Manufacturing Graphene for 99 Percent Lower Cost

Process for generating graphene sheets uses low-cost copper.

Graphene is an atomic-scale honeycomb lattice made from carbon atoms.

Graphene is an atomic-scale honeycomb lattice made from carbon atoms.

Graphene has yet to see widespread industrial use because of its high production cost, but that may soon change.

A process for creating graphene sheets using commercially available copper cuts production costs to one percent of what they are now.

Making Graphene Cheaper

Graphene sheets are produced by a process called chemical vapor deposition (CVD), which turns gaseous reactants into a film of graphene on a substrate.

Researchers at the University of Glasgow used a similar process to create high-quality graphene across the surface of copper foil, which is normally used in lithium-ion batteries. They reported that the ultra-smooth surface of the copper provided an excellent bed for deposited graphene.

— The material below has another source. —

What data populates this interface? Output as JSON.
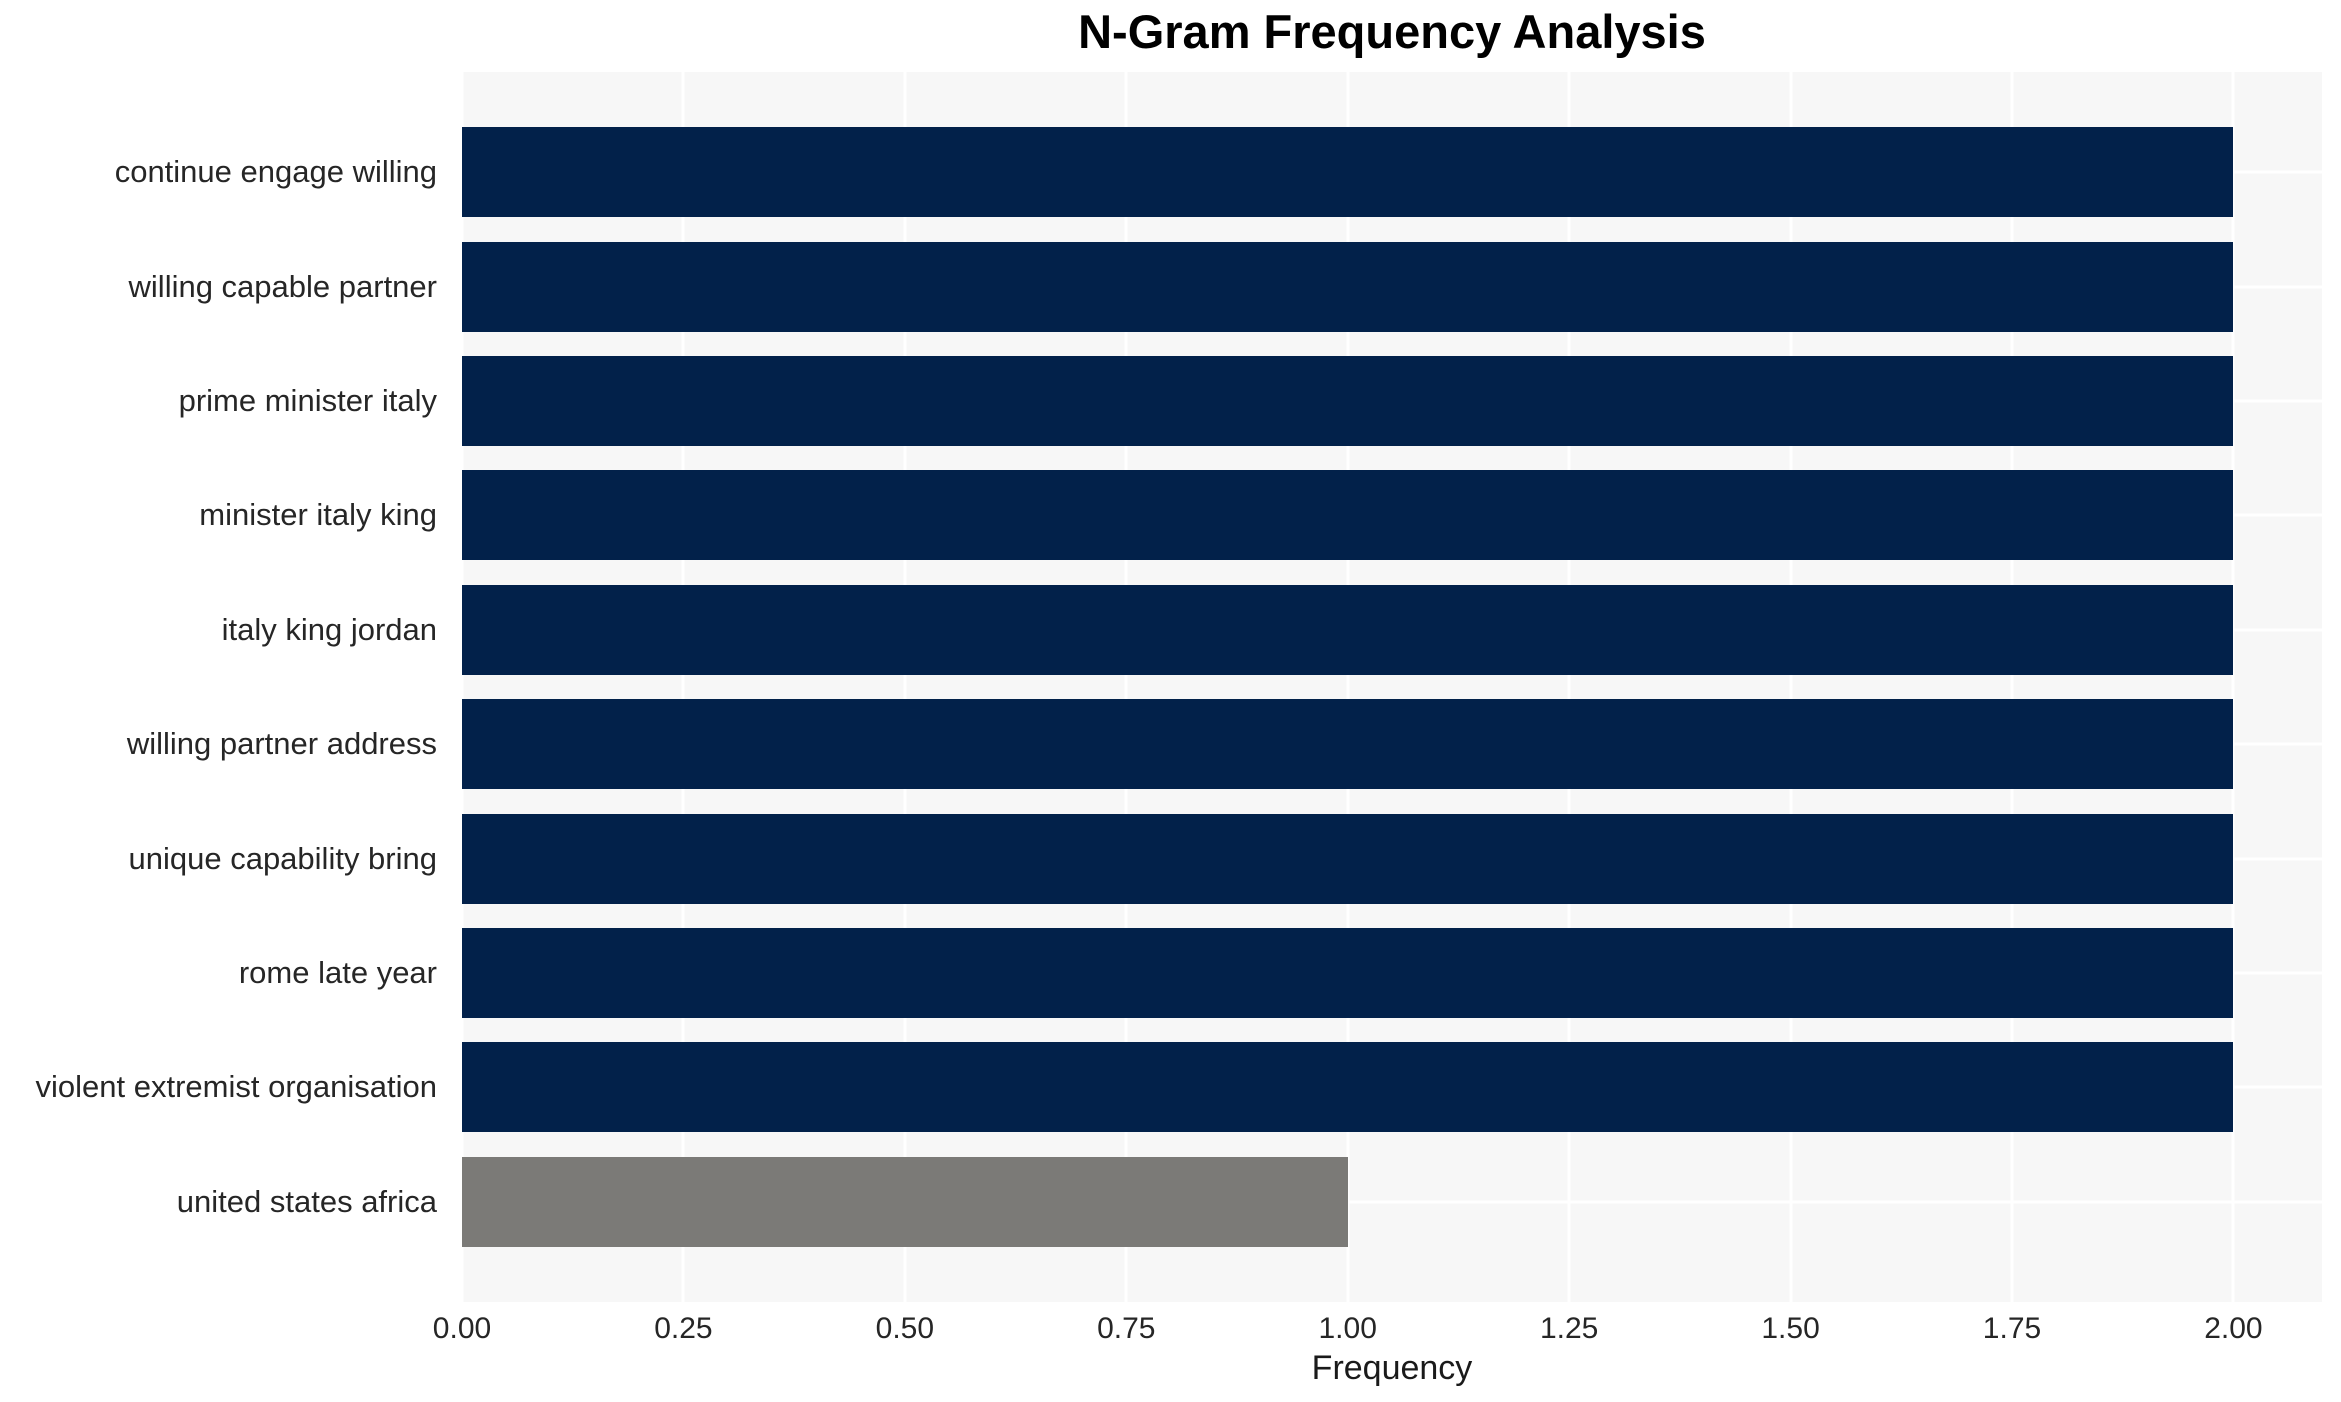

“The commercially-available copper we used in our process retails for around one dollar per square meter compared to around $115 for a similar amount of the copper currently used in graphene production,” said Dr. Ravinder Dahiya, co-author of the published research.

He added that, “This more expensive form of copper often required preparation before it can be used, adding further to the cost of the process.”

Graphene Applications

The researchers also reported that transistors made from their graphene showed a significant improvement in electrical and optical performance compared to similar materials produced with previous methods.

“Our process produces high-quality graphene at low cost, taking us one step closer to creating affordable new electronic devices with a wide range of applications, from the smart cities of the future to mobile healthcare,” said Dahiya.

The potential applications for graphene produced at an industrial scale are indeed staggering. The researchers’ primary interest lies in using graphene to create an artificial skin for prosthetics but the implications of their research extend much further than that.

Here are just a few applications for graphene:


  • Transistors: Graphene transistors operating at 26GHz have been printed on flexible plastic suitable for communications circuits that can be fabricated at scale.
  • Supercapacitors: Recently tested graphene microsupercapacitors were shown to be stable over 12,000 charge/discharge cycles, retaining 90 percent of their capacitance.
  • Optoelectronics: Potential uses include transparent films, touchscreen displays and light emitters.
  • Optical modulators: Prototypes have already been constructed that operate at 1.2GHz without a temperature controller.


  • Photovoltaic cells: Solar cells made with graphene have demonstrated a 60 percent increase in conversion efficiency compared to those made with silicon.
  • Condenser coating: Graphene quadruples condenser efficiency.


  • Distillation: A happy accident revealed that graphene can be used to distill vodka to higher alcohol concentrations at room temperature.
  • Lubrication: A one-atom-thick layer of graphene between a steel ball and a steel disc lasts for 6,500 cycles; conventional lubricants last 1,000 cycles.
  • Coolant Additive: Adding 5 percent graphene by volume to a base fluid enhances its thermal conductivity by 85percent.

If the price of graphene is the only thing holding us back, advancements like these could be just around the corner.